I’ll start by talking what this album does right. If you like songs that run in a deeper pitch, driven by bass and percussion rather than blaring electric guitar, this album can offer you some fitting tracks to suit your needs.  What makes the emphasis on bass and low chords so effective is the immediate contrast it creates with the higher-pitched vocals of lead singer Jordan Blilie. In particular, the opening track, “Paralyzer” is a great start to the album.  It is dominated by a few simple, omnipresent bass chords supplemented with drumsticks clicking together and slight support from the lead guitar. Add Blilie’s falsetto-esque pitch into the mix and it creates a perfectly moody air that mirrors the tune’s subject matter, which plays on the themes of arousal and impotence.  Furthermore, the true strength of this simplistic bass line is the way in which it magnifies the two hearty tempo changes in the song, the first around the 2:00 minute mark and the latter at 3:05; the contrast is entertaining, and as the song drifts to the latter of these two shifts in tempo, accompanied by the sonorous echoes of backing vocals and cymbals, one cannot help but think, “Yes! This is an album headed in the right direction!”

And you’d be wrong, quite wrong. No sooner has the first song ended than you are greeted with the cockpunch that is this album’s second track, “Falling Spikes”. Oh, how I loathe this song. The subtle, evocative qualities of the first song, and the stellar buildup it engenders is replaced by brash, nearly incoherent screaming.
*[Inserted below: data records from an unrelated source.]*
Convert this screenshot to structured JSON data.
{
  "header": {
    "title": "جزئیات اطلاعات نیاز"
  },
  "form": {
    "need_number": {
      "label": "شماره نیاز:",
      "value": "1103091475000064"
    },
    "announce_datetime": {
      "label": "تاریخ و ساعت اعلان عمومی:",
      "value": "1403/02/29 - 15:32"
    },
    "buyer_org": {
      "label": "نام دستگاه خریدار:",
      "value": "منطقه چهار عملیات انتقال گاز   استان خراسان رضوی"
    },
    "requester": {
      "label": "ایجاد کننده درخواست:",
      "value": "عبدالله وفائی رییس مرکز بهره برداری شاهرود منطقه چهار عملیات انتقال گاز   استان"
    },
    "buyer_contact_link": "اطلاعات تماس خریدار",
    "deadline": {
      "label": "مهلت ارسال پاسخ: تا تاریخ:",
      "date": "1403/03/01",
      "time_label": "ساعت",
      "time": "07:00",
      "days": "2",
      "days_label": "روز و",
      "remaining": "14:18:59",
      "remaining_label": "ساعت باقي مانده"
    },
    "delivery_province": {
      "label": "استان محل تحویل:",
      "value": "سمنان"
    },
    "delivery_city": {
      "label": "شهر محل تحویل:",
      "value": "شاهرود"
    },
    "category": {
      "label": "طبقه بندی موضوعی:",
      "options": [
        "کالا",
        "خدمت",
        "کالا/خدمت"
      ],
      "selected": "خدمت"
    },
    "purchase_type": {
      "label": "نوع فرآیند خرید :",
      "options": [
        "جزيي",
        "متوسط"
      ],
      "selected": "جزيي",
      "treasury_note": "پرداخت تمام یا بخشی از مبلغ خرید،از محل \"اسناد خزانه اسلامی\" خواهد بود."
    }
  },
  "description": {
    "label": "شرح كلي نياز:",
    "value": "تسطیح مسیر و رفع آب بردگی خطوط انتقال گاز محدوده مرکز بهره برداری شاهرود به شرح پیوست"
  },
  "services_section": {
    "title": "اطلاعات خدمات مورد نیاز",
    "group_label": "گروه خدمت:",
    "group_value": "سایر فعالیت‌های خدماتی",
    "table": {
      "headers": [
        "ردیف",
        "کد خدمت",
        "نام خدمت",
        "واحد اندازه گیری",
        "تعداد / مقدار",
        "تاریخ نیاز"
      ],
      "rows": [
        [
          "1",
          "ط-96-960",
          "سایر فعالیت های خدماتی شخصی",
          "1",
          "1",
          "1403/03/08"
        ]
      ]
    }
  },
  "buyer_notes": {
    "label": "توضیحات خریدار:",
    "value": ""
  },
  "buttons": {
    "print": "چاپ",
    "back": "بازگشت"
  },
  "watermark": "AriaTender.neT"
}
Literally, the song starts off with Blilie forcibly yelling the title of the song into your earhole. It so harshly clashes with the song before as to be completely aggravating and off-putting. This 2:40 minute track could never be over soon enough in my opinion, though I’m sure there are some people who enjoy Past Lives’ aggressive style.

The relationship between these first two tracks is a perfect microcosmic representation of the faults of this album as a whole: it is horribly put together. This trope of slow/quiet, bass-driven songs being followed by faster/louder counterparts happens again and again. Halfway through we encounter “Deep In The Valley,” a stripped-down, instrument-driven, melancholic ballad that is almost girlish in its delicacy (to say nothing of the fact it sounds like there’s actual female backing vocals). This song dabbles in sublime synthesizer-based effects and reverberations that perpetuate the quality of  a dream. Of course, what follows it is the song “K Hole,” a track that introduces itself with a sound effect that literally sounds like the loud honking of a decrepit horn from an early 1900s automobile.

To be fair to this album, “K Hole” does mark the beginning of a  string of four tracks that are all consistent in their general sound. They are full of  guitar energy and aggressive cymbal play the highlight of which is “Hospital White,” perhaps the only fast-paced song I enjoyed on every listen, probably because it was the last of this group of four and I was actually finally used to this tempo after all of the aforementioned flip-flopping. And then, of course, the album veers back to rip off three straight tracks of just the opposite types. We’re back into the realm of instrumental playfulness and subtle vocals. The concluding track “There Is A Light So Bright It Blinds” forms a nice counterpart to the initial song on the album, as they are both cut from the same cloth. So if nothing else, I can safely say that this album did bookend itself nicely, though I have to ask: whither consistency for everything else in between?